• Gold prices fell on Tuesday, pressured by a firmer dollar but worries over geopolitical tensions in the Middle East and on the Korean peninsula kept further losses in check.
Spot gold was down 0.4 percent at $1,289.20 an ounce, as of 0706 GMT, while U.S. gold futures for December delivery slipped 0.9percent to $1,291.70 per ounce.
• The dollar edged up against its peers on Tuesday, supported by a rise in Treasury yields following a report that U.S. President Donald Trump was favouring a policy hawk as the next head of the Federal Reserve.
Trump will meet with Fed Chair Janet Yellen on Thursday as part of his search for a new candidate for her position, a source familiar with the planned meeting said.
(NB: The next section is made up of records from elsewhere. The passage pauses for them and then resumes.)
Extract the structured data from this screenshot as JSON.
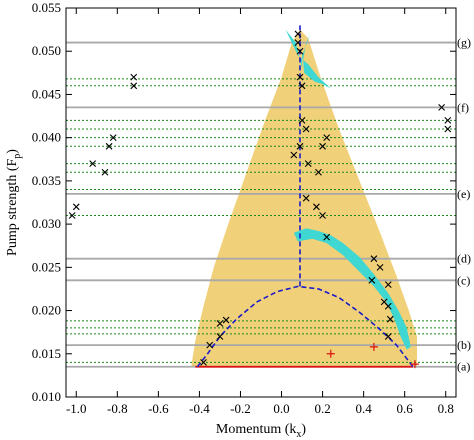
{
  "chart_data": {
    "type": "scatter",
    "xlabel": "Momentum (k",
    "xlabel_sub": "x",
    "xlabel_close": ")",
    "ylabel": "Pump strength (F",
    "ylabel_sub": "p",
    "ylabel_close": ")",
    "xlim": [
      -1.05,
      0.85
    ],
    "ylim": [
      0.01,
      0.055
    ],
    "xticks": [
      {
        "value": -1.0,
        "label": "-1.0"
      },
      {
        "value": -0.8,
        "label": "-0.8"
      },
      {
        "value": -0.6,
        "label": "-0.6"
      },
      {
        "value": -0.4,
        "label": "-0.4"
      },
      {
        "value": -0.2,
        "label": "-0.2"
      },
      {
        "value": 0.0,
        "label": "0.0"
      },
      {
        "value": 0.2,
        "label": "0.2"
      },
      {
        "value": 0.4,
        "label": "0.4"
      },
      {
        "value": 0.6,
        "label": "0.6"
      },
      {
        "value": 0.8,
        "label": "0.8"
      }
    ],
    "yticks": [
      {
        "value": 0.01,
        "label": "0.010"
      },
      {
        "value": 0.015,
        "label": "0.015"
      },
      {
        "value": 0.02,
        "label": "0.020"
      },
      {
        "value": 0.025,
        "label": "0.025"
      },
      {
        "value": 0.03,
        "label": "0.030"
      },
      {
        "value": 0.035,
        "label": "0.035"
      },
      {
        "value": 0.04,
        "label": "0.040"
      },
      {
        "value": 0.045,
        "label": "0.045"
      },
      {
        "value": 0.05,
        "label": "0.050"
      },
      {
        "value": 0.055,
        "label": "0.055"
      }
    ],
    "side_labels": [
      {
        "y": 0.0135,
        "label": "(a)"
      },
      {
        "y": 0.016,
        "label": "(b)"
      },
      {
        "y": 0.0235,
        "label": "(c)"
      },
      {
        "y": 0.026,
        "label": "(d)"
      },
      {
        "y": 0.0335,
        "label": "(e)"
      },
      {
        "y": 0.0435,
        "label": "(f)"
      },
      {
        "y": 0.051,
        "label": "(g)"
      }
    ],
    "gray_lines": [
      0.0135,
      0.016,
      0.0235,
      0.026,
      0.0335,
      0.0435,
      0.051
    ],
    "green_dotted_lines": [
      0.014,
      0.0173,
      0.018,
      0.0188,
      0.031,
      0.034,
      0.036,
      0.037,
      0.039,
      0.04,
      0.041,
      0.042,
      0.046,
      0.0468
    ],
    "yellow_region": {
      "color": "#f0d078",
      "outline": [
        [
          -0.44,
          0.0135
        ],
        [
          -0.42,
          0.0165
        ],
        [
          -0.38,
          0.0205
        ],
        [
          -0.33,
          0.025
        ],
        [
          -0.26,
          0.03
        ],
        [
          -0.17,
          0.036
        ],
        [
          -0.08,
          0.042
        ],
        [
          0.0,
          0.047
        ],
        [
          0.05,
          0.051
        ],
        [
          0.09,
          0.0525
        ],
        [
          0.13,
          0.0515
        ],
        [
          0.19,
          0.047
        ],
        [
          0.28,
          0.041
        ],
        [
          0.38,
          0.035
        ],
        [
          0.48,
          0.029
        ],
        [
          0.56,
          0.024
        ],
        [
          0.62,
          0.02
        ],
        [
          0.66,
          0.017
        ],
        [
          0.66,
          0.0135
        ]
      ]
    },
    "cyan_regions": [
      {
        "color": "#3fd7d1",
        "outline": [
          [
            0.02,
            0.0525
          ],
          [
            0.07,
            0.051
          ],
          [
            0.09,
            0.049
          ],
          [
            0.1,
            0.048
          ],
          [
            0.1,
            0.0495
          ],
          [
            0.14,
            0.052
          ],
          [
            0.12,
            0.051
          ],
          [
            0.105,
            0.049
          ],
          [
            0.11,
            0.0475
          ],
          [
            0.16,
            0.0465
          ],
          [
            0.2,
            0.0462
          ],
          [
            0.24,
            0.0457
          ],
          [
            0.18,
            0.047
          ],
          [
            0.13,
            0.0485
          ],
          [
            0.08,
            0.0495
          ],
          [
            0.05,
            0.051
          ]
        ]
      },
      {
        "color": "#3fd7d1",
        "outline": [
          [
            0.06,
            0.029
          ],
          [
            0.12,
            0.0295
          ],
          [
            0.18,
            0.0292
          ],
          [
            0.24,
            0.0287
          ],
          [
            0.3,
            0.0278
          ],
          [
            0.38,
            0.0262
          ],
          [
            0.45,
            0.0242
          ],
          [
            0.52,
            0.022
          ],
          [
            0.57,
            0.02
          ],
          [
            0.61,
            0.018
          ],
          [
            0.63,
            0.0158
          ],
          [
            0.61,
            0.0155
          ],
          [
            0.58,
            0.017
          ],
          [
            0.55,
            0.019
          ],
          [
            0.51,
            0.021
          ],
          [
            0.45,
            0.0228
          ],
          [
            0.38,
            0.0245
          ],
          [
            0.3,
            0.0264
          ],
          [
            0.22,
            0.0278
          ],
          [
            0.15,
            0.0283
          ],
          [
            0.08,
            0.028
          ]
        ]
      }
    ],
    "red_line": {
      "color": "#dd1111",
      "y": 0.0135,
      "x_from": -0.42,
      "x_to": 0.64
    },
    "red_plus_points": [
      {
        "x": 0.24,
        "y": 0.015
      },
      {
        "x": 0.45,
        "y": 0.0158
      },
      {
        "x": 0.65,
        "y": 0.0138
      }
    ],
    "blue_dashed_curve": {
      "color": "#1a1ac8",
      "points": [
        [
          -0.41,
          0.0135
        ],
        [
          -0.36,
          0.015
        ],
        [
          -0.3,
          0.017
        ],
        [
          -0.22,
          0.019
        ],
        [
          -0.12,
          0.021
        ],
        [
          -0.02,
          0.0222
        ],
        [
          0.08,
          0.0228
        ],
        [
          0.18,
          0.0225
        ],
        [
          0.28,
          0.0215
        ],
        [
          0.38,
          0.0198
        ],
        [
          0.48,
          0.0178
        ],
        [
          0.56,
          0.016
        ],
        [
          0.64,
          0.0135
        ]
      ]
    },
    "blue_dashed_vertical": {
      "color": "#1a1ac8",
      "x": 0.09,
      "y_from": 0.0228,
      "y_to": 0.053
    },
    "black_x_points": [
      {
        "x": -1.02,
        "y": 0.031
      },
      {
        "x": -1.0,
        "y": 0.032
      },
      {
        "x": -0.92,
        "y": 0.037
      },
      {
        "x": -0.86,
        "y": 0.036
      },
      {
        "x": -0.84,
        "y": 0.039
      },
      {
        "x": -0.82,
        "y": 0.04
      },
      {
        "x": -0.72,
        "y": 0.046
      },
      {
        "x": -0.72,
        "y": 0.047
      },
      {
        "x": -0.38,
        "y": 0.014
      },
      {
        "x": -0.35,
        "y": 0.016
      },
      {
        "x": -0.3,
        "y": 0.017
      },
      {
        "x": -0.3,
        "y": 0.0185
      },
      {
        "x": -0.27,
        "y": 0.0189
      },
      {
        "x": 0.08,
        "y": 0.052
      },
      {
        "x": 0.08,
        "y": 0.051
      },
      {
        "x": 0.09,
        "y": 0.05
      },
      {
        "x": 0.09,
        "y": 0.047
      },
      {
        "x": 0.1,
        "y": 0.046
      },
      {
        "x": 0.1,
        "y": 0.042
      },
      {
        "x": 0.12,
        "y": 0.041
      },
      {
        "x": 0.09,
        "y": 0.039
      },
      {
        "x": 0.06,
        "y": 0.038
      },
      {
        "x": 0.13,
        "y": 0.037
      },
      {
        "x": 0.18,
        "y": 0.036
      },
      {
        "x": 0.2,
        "y": 0.039
      },
      {
        "x": 0.22,
        "y": 0.04
      },
      {
        "x": 0.12,
        "y": 0.033
      },
      {
        "x": 0.17,
        "y": 0.032
      },
      {
        "x": 0.2,
        "y": 0.031
      },
      {
        "x": 0.22,
        "y": 0.0285
      },
      {
        "x": 0.45,
        "y": 0.026
      },
      {
        "x": 0.48,
        "y": 0.025
      },
      {
        "x": 0.44,
        "y": 0.0235
      },
      {
        "x": 0.52,
        "y": 0.023
      },
      {
        "x": 0.5,
        "y": 0.021
      },
      {
        "x": 0.52,
        "y": 0.0205
      },
      {
        "x": 0.53,
        "y": 0.019
      },
      {
        "x": 0.52,
        "y": 0.017
      },
      {
        "x": 0.78,
        "y": 0.0435
      },
      {
        "x": 0.81,
        "y": 0.042
      },
      {
        "x": 0.81,
        "y": 0.041
      }
    ]
  }
}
• The Fed will probably need to raise interest rates in December and then three of four times “over the course of next year”, assuming the U.S. unemployment rate continues to fall and inflation rises, Boston Fed President Eric Rosengren said.
• “On the bearish side, a resilient dollar and rising interest rates (and stocks) are all impacting gold negatively, while the fragile geopolitical mosaic is offering an element of support,” INTL FCStone analyst Edward Meir said in a note.
• Spot gold may drop to $1,281 per ounce, as it failed to break resistance at $1,305, said Reuters technicals analyst Wang Tao.
In other precious metals, silver fell 0.6 percent to $17.08 an ounce.
• Platinum was unchanged at $928.60 an ounce while palladium edged 0.3 percent higher to $975.50, after hitting its best since February 2001 in the previous session.